The available filters are:

* `organismName` - organism _release_ name (lowercase, with underscores, e.g. "drosophila_melanogaster")
* `fileType` - dataType, e.g. "vep" or "fasta_cdna" (fasta subtype after underscore)
* `taxaBranch` - taxonomy _id_ (_number_) as of NCBI Taxonomy database (e.g. "Drosophila melanogaster" has id 7227)

Please note that `page` and `size` parameters are available for **paging** (they should also be _numbers_)

_Examples_:

`:/search?taxaBranch=7227&file_type=vep&page=1&size=20` - vep files for Drosophila melanogaster, second page
of 20 links (links 20-39 from the result)

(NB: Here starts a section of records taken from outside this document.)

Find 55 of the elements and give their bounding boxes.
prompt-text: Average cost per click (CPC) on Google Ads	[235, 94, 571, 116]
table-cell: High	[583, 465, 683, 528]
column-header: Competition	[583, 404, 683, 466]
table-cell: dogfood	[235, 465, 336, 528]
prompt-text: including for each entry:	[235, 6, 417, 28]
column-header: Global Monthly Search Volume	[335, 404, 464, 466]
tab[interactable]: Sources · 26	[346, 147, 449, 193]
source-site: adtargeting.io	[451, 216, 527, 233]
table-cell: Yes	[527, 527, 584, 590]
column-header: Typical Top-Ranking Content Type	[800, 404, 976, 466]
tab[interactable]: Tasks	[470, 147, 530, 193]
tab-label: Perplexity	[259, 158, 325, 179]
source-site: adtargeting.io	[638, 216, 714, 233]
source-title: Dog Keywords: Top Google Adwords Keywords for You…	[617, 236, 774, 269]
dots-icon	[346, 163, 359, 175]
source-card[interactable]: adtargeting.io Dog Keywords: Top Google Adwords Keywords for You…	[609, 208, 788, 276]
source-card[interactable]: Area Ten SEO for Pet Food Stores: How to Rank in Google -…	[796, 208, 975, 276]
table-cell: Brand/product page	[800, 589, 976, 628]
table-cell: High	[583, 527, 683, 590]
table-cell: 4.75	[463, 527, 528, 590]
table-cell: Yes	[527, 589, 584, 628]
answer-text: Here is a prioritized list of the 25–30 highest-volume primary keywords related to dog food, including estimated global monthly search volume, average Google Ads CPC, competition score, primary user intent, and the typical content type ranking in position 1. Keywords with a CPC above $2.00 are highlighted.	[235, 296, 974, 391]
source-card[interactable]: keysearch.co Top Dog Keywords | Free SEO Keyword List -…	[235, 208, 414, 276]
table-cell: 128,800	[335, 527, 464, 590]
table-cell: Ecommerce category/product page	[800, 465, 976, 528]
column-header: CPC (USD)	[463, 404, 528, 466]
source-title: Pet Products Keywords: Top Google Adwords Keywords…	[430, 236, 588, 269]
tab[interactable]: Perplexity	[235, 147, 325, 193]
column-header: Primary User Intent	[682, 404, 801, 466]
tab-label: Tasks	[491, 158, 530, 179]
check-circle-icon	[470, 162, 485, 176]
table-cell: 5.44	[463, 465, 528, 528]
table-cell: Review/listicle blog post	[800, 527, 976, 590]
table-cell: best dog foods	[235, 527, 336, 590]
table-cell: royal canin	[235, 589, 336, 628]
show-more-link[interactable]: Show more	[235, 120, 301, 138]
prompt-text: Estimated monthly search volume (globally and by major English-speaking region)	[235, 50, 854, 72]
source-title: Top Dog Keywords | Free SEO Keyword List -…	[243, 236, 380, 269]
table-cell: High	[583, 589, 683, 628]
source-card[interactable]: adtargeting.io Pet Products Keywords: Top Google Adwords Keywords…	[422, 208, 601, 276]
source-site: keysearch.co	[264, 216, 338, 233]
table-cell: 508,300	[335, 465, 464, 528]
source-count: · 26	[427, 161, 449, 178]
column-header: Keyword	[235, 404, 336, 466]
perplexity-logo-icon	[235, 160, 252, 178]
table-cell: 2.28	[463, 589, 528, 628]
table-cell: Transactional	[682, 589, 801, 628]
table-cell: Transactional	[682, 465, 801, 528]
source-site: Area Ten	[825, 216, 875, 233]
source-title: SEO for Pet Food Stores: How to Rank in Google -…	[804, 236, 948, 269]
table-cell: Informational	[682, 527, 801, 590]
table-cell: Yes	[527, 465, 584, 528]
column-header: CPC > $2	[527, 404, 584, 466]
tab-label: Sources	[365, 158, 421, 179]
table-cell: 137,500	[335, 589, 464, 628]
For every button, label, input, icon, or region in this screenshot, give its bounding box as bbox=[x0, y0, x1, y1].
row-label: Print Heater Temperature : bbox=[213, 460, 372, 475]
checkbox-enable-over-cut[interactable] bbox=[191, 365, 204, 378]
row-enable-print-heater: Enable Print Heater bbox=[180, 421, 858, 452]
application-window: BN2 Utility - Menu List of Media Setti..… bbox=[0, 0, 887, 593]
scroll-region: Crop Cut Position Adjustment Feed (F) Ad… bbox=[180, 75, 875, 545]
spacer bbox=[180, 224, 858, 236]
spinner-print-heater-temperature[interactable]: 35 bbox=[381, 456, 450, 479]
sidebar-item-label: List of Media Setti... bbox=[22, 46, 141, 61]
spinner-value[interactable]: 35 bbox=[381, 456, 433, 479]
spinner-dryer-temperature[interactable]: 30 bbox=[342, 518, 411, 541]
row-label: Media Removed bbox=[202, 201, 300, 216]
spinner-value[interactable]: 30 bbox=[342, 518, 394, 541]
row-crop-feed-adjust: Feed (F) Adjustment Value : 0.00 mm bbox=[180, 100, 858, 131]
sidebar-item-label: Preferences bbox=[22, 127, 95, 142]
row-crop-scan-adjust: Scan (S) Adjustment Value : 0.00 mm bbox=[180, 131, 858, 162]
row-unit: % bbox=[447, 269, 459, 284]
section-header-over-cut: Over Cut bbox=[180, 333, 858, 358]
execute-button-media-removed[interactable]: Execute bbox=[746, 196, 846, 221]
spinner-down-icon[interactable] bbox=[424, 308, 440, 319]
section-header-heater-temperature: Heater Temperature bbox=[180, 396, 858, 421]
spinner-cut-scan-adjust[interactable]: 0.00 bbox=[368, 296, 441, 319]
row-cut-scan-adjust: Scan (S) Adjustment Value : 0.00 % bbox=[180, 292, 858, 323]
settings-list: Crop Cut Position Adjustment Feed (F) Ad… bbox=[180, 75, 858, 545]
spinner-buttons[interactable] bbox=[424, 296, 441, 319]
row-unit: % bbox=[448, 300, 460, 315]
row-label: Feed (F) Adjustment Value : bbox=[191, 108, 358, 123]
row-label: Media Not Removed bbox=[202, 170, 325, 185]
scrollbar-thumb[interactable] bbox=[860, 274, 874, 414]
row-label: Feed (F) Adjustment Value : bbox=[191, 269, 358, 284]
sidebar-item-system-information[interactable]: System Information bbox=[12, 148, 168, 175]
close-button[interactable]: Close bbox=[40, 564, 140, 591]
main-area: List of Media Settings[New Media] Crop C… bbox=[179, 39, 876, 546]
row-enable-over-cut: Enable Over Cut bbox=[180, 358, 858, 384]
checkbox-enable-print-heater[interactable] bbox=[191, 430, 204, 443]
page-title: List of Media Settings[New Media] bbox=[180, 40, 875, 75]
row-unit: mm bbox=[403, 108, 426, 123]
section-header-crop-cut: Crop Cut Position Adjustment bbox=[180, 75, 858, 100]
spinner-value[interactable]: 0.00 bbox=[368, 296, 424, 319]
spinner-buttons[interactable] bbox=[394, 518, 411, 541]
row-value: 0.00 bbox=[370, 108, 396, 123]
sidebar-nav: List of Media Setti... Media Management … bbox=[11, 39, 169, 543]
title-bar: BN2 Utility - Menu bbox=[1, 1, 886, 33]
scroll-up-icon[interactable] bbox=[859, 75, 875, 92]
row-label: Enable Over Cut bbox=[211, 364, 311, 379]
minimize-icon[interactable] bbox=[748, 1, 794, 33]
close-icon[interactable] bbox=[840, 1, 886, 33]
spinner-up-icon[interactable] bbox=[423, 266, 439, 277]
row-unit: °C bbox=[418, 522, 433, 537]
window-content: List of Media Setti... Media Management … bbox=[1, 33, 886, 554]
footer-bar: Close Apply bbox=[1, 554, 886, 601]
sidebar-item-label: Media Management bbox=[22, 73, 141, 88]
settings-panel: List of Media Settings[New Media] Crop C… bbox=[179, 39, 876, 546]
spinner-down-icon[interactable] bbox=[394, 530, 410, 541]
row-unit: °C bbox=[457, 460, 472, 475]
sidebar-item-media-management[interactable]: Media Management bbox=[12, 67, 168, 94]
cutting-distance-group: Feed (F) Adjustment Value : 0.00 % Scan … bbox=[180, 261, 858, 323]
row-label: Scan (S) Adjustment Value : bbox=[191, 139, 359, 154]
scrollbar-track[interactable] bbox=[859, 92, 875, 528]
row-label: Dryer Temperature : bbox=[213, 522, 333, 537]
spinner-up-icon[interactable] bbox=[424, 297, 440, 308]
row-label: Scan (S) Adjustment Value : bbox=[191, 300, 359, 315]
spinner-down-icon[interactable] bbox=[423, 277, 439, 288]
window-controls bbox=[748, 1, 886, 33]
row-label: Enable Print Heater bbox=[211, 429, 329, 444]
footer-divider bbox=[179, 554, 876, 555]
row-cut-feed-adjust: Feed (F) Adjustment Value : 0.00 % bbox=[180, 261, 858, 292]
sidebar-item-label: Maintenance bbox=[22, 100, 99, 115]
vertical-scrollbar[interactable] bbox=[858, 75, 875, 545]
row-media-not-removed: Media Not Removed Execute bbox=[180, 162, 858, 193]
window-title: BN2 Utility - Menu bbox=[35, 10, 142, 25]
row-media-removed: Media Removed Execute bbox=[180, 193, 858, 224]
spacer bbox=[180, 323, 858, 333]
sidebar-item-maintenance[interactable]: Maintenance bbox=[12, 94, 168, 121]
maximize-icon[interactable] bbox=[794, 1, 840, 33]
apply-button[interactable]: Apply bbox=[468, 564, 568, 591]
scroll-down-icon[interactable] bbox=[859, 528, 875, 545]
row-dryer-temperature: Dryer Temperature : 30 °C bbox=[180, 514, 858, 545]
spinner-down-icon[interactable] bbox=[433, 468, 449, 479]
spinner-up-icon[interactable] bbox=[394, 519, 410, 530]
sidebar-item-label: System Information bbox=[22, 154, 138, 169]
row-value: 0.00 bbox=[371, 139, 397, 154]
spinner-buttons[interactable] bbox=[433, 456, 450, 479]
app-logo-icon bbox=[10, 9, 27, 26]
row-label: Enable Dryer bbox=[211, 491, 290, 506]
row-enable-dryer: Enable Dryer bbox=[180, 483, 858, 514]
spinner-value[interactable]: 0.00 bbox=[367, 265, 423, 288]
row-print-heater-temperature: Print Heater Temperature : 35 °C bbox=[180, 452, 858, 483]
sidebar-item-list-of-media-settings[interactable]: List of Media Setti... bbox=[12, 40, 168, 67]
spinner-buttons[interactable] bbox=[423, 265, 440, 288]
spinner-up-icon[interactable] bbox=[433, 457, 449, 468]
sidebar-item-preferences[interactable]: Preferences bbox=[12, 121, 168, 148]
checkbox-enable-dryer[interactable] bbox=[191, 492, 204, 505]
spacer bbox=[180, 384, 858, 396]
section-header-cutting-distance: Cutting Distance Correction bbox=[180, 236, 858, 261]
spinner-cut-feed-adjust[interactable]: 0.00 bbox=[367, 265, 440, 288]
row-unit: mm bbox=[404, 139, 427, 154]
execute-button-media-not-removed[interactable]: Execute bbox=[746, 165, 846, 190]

`curl -d organism_name='drosophila_melanogaster' -d fileType='vep'` - same, but the whole result set this time

### Javascript interface

More user-friendly JS interface is available, see `web\src\js\search-webui`.

### Update job

Data indices, which are used by HTTP interface to provide search and suggestion functionality, are updated through Perl update job. Source code is to find in the `updatejob-perl` directory.

## Setup & configuration
### Requirements

Following software is required to run the HTTP server:
* **JDK1.8**
* **MySQL**5.5+
* *Gradle* \*

\* Gradle can be automatically installed via Gradle Wrapper, that is:

Linux:
```bash
ensembl-ftp-search~$ ./gradlew
```

Windows:
```cmd
ensembl-ftp-search> exec gradlew.bat

```

Javascript user interface was built using *React* libraries and is therefore dependent on **Node** and `npm`.

Update job requires *Perl 5.24+* to run.

### Configuration

Spring Boot application is configured using `main/resources/application.properties` file in the Java sources root **or** passing the command line arguments, e. g. `java -jar build/libs/ensembl-ftp-search-XXXXX.jar --server.port 9988`. See [Spring documentation] for a comprehensive list of Spring Boot options available.
Please _pay special attention_ to the `spring.datasource` group values, as they should point to **running and accessible
MySQL database**. Without it, the application won't be able to start.

[Spring documentation]: https://docs.spring.io/spring-boot/docs/current/reference/html/common-application-properties.html

### Startup

HTTP server is started with `./gradlew bootRun` (or `gradle bootRun` if you already have Gradle) command.

### Logging

HTTP server logs into the command line from which it was started.